The Limits of Prompt Discipline

For all its structure, Superpowers is fundamentally a prompt-engineering and instruction-set project. The documentation describes the system as “initial instructions” and composable skills. That is not a weakness—at this stage of agentic AI, well-curated process may matter more than novel infrastructure—but it does impose limits. The project maintains tight control over its skill library, stating that it “doesn’t generally accept contributions of new skills” and requiring that any updates work across all supported harnesses. Contributors must fork the repository, work from a dev branch, and follow the project’s own meta-level writing-skills skill when proposing changes. This recursive structure—using Superpowers to write Superpowers—is elegant, yet the tight control suggests a maintenance burden that scales with the number of platforms and a single-minded, almost authoritarian vision of how agents should behave.

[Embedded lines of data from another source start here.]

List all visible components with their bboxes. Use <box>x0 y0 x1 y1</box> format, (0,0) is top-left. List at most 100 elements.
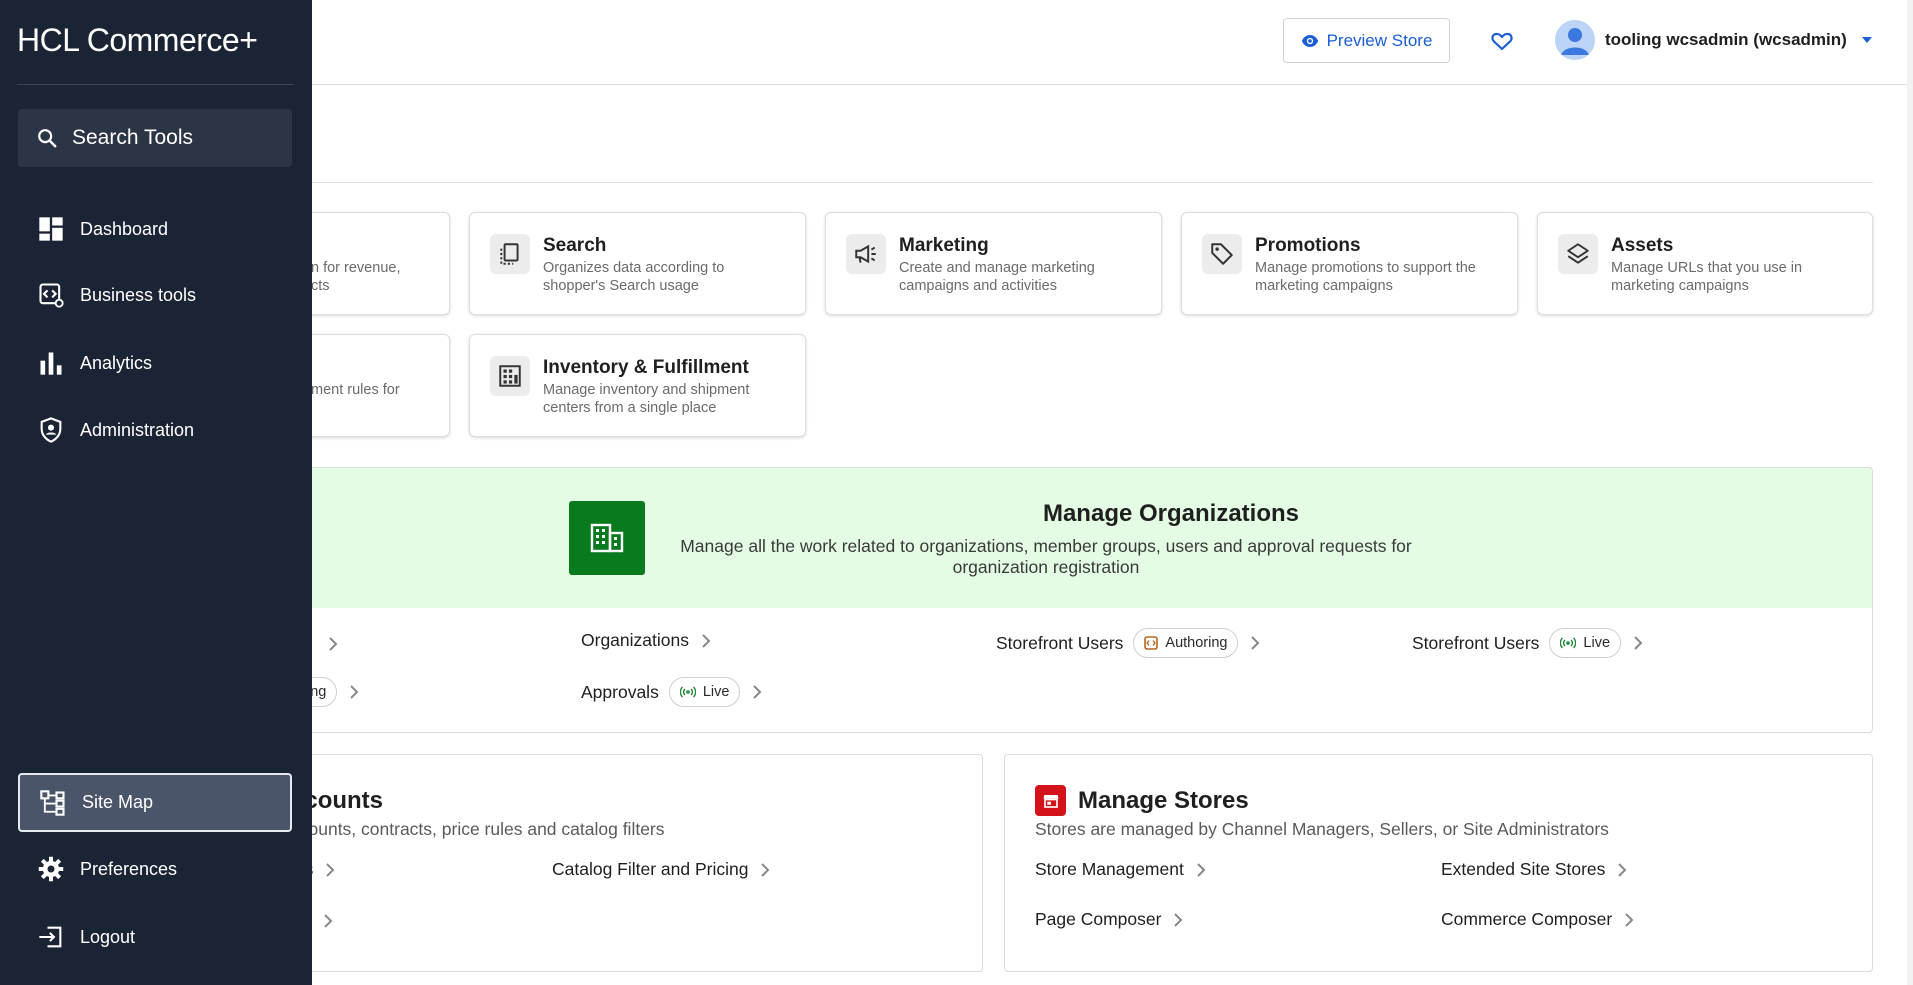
sidebar: HCL Commerce+ Search Tools Dashboard Bus… <box>0 0 312 985</box>
preview-store-label: Preview Store <box>1326 30 1433 50</box>
chevron-right-icon[interactable] <box>323 913 333 929</box>
manage-organizations-panel: Manage Organizations Manage all the work… <box>290 467 1873 733</box>
broadcast-icon <box>1560 637 1577 649</box>
tool-card-search[interactable]: Search Organizes data according to shopp… <box>469 212 806 315</box>
chevron-right-icon <box>1624 912 1634 928</box>
approvals-link[interactable]: Approvals Live <box>581 677 762 707</box>
eye-icon <box>1301 32 1319 50</box>
link-label: Organizations <box>581 630 689 650</box>
tool-card-promotions[interactable]: Promotions Manage promotions to support … <box>1181 212 1518 315</box>
sidebar-item-label: Analytics <box>80 352 153 373</box>
badge-label: Live <box>702 684 730 700</box>
chevron-right-icon <box>1196 862 1206 878</box>
brand-logo: HCL Commerce+ <box>17 22 258 58</box>
catalog-filter-link[interactable]: Catalog Filter and Pricing <box>552 859 770 880</box>
gear-icon <box>36 854 66 884</box>
business-tools-icon <box>36 280 66 310</box>
live-badge: Live <box>1549 628 1622 658</box>
tool-card-description: Create and manage marketing campaigns an… <box>899 260 1095 294</box>
favorites-button[interactable] <box>1487 26 1517 56</box>
broadcast-icon <box>679 686 696 698</box>
store-management-link[interactable]: Store Management <box>1035 859 1206 880</box>
link-label: Storefront Users <box>996 632 1124 653</box>
search-tools-label: Search Tools <box>72 126 194 149</box>
accounts-description: ccounts, contracts, price rules and cata… <box>291 819 665 839</box>
chevron-right-icon <box>752 684 762 700</box>
top-header: Preview Store tooling wcsadmin (wcsadmin… <box>312 0 1913 85</box>
layers-icon <box>1558 234 1598 274</box>
sidebar-item-label: Administration <box>80 419 195 440</box>
storefront-users-authoring-link[interactable]: Storefront Users Authoring <box>996 628 1260 658</box>
extended-site-stores-link[interactable]: Extended Site Stores <box>1441 859 1627 880</box>
logout-icon <box>36 922 66 952</box>
sidebar-item-administration[interactable]: Administration <box>18 402 292 458</box>
chevron-right-icon <box>1173 912 1183 928</box>
page-scrollbar[interactable] <box>1907 0 1913 985</box>
sidebar-item-analytics[interactable]: Analytics <box>18 335 292 391</box>
link-label: Store Management <box>1035 859 1184 879</box>
link-label: Catalog Filter and Pricing <box>552 859 749 879</box>
tool-card-assets[interactable]: Assets Manage URLs that you use in marke… <box>1537 212 1873 315</box>
sidebar-item-site-map[interactable]: Site Map <box>18 773 292 832</box>
tool-card-title: Inventory & Fulfillment <box>543 357 749 378</box>
tool-card-description: ment rules for <box>311 382 400 398</box>
tool-card-description: Manage inventory and shipment centers fr… <box>543 382 750 416</box>
chevron-right-icon <box>325 862 335 878</box>
analytics-icon <box>36 348 66 378</box>
tool-card-description: Manage URLs that you use in marketing ca… <box>1611 260 1803 294</box>
link-label: Approvals <box>581 681 659 702</box>
chevron-right-icon <box>1633 635 1643 651</box>
page-composer-link[interactable]: Page Composer <box>1035 909 1183 930</box>
chevron-down-icon <box>1861 36 1873 44</box>
chevron-right-icon <box>701 633 711 649</box>
link-label: Commerce Composer <box>1441 909 1613 929</box>
tool-card-description: n for revenue, cts <box>311 260 401 294</box>
warehouse-icon <box>490 356 530 396</box>
organizations-link[interactable]: Organizations <box>581 630 711 651</box>
tool-card-partial-bottom[interactable]: ment rules for <box>290 334 450 437</box>
avatar <box>1555 20 1595 60</box>
search-tool-icon <box>490 234 530 274</box>
search-icon <box>36 127 58 149</box>
tool-card-title: Marketing <box>899 235 989 256</box>
site-map-icon <box>38 788 68 818</box>
page-divider <box>312 182 1873 183</box>
stores-description: Stores are managed by Channel Managers, … <box>1035 819 1609 839</box>
tag-icon <box>1202 234 1242 274</box>
link-label: Storefront Users <box>1412 632 1540 653</box>
sidebar-divider <box>17 84 294 85</box>
search-tools-button[interactable]: Search Tools <box>18 109 292 167</box>
tool-card-title: Search <box>543 235 607 256</box>
dashboard-icon <box>36 214 66 244</box>
tool-card-inventory[interactable]: Inventory & Fulfillment Manage inventory… <box>469 334 806 437</box>
sidebar-item-dashboard[interactable]: Dashboard <box>18 201 292 257</box>
user-menu[interactable]: tooling wcsadmin (wcsadmin) <box>1555 20 1873 60</box>
sidebar-item-label: Site Map <box>82 792 154 812</box>
tool-card-title: Assets <box>1611 235 1674 256</box>
tool-card-description: Organizes data according to shopper's Se… <box>543 260 725 294</box>
sidebar-item-logout[interactable]: Logout <box>18 909 292 965</box>
chevron-right-icon <box>1250 635 1260 651</box>
commerce-composer-link[interactable]: Commerce Composer <box>1441 909 1634 930</box>
tool-card-description: Manage promotions to support the marketi… <box>1255 260 1476 294</box>
tool-card-marketing[interactable]: Marketing Create and manage marketing ca… <box>825 212 1162 315</box>
chevron-right-icon[interactable] <box>328 636 338 652</box>
organizations-title: Manage Organizations <box>1042 500 1300 527</box>
sidebar-item-preferences[interactable]: Preferences <box>18 841 292 897</box>
chevron-right-icon <box>1617 862 1627 878</box>
authoring-badge: Authoring <box>1133 628 1239 658</box>
sidebar-item-label: Preferences <box>80 858 178 879</box>
admin-shield-icon <box>36 415 66 445</box>
organizations-description: Manage all the work related to organizat… <box>680 536 1412 577</box>
storefront-users-live-link[interactable]: Storefront Users Live <box>1412 628 1643 658</box>
chevron-right-icon <box>349 684 359 700</box>
link-label: Extended Site Stores <box>1441 859 1606 879</box>
megaphone-icon <box>846 234 886 274</box>
organizations-banner: Manage Organizations Manage all the work… <box>291 468 1872 608</box>
manage-stores-panel: Manage Stores Stores are managed by Chan… <box>1004 754 1873 972</box>
sidebar-item-business-tools[interactable]: Business tools <box>18 267 292 323</box>
live-badge: Live <box>668 677 741 707</box>
badge-label: Authoring <box>1165 635 1228 651</box>
tool-card-partial-top[interactable]: n for revenue, cts <box>290 212 450 315</box>
preview-store-button[interactable]: Preview Store <box>1283 18 1450 63</box>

The metaphor of the enthusiastic junior engineer is charming, but it also admits that current agents are not yet competent independent developers. They require micromanagement. The system promises that agents can work autonomously for a couple of hours at a time, but that autonomy is only possible because the plan is so tightly constrained and the review gates so frequent. If the underlying models improve their taste and judgment, the leash might need loosening. Until then, Superpowers functions as a necessary corrective.

Outlook

As enterprise interest in agentic AI grows, and as protocols like MCP and A2A standardize how agents talk to tools and each other, the missing layer may be exactly what Superpowers provides: not more protocols, but better manners. The project even operates its own Superpowers Marketplace alongside official channels like Anthropic’s and OpenAI’s stores, hinting at an ecosystem play. Yet the open question remains whether independent methodology packs like this will remain necessary, or if harness makers will simply bake similar workflows into their system prompts. For now, Superpowers offers a rare commodity in the agentic gold rush: restraint. It proves that the most valuable addition to an autonomous coding agent might not be another tool or a larger context window, but a manager standing behind it, insisting on the spec, the test, and the code review.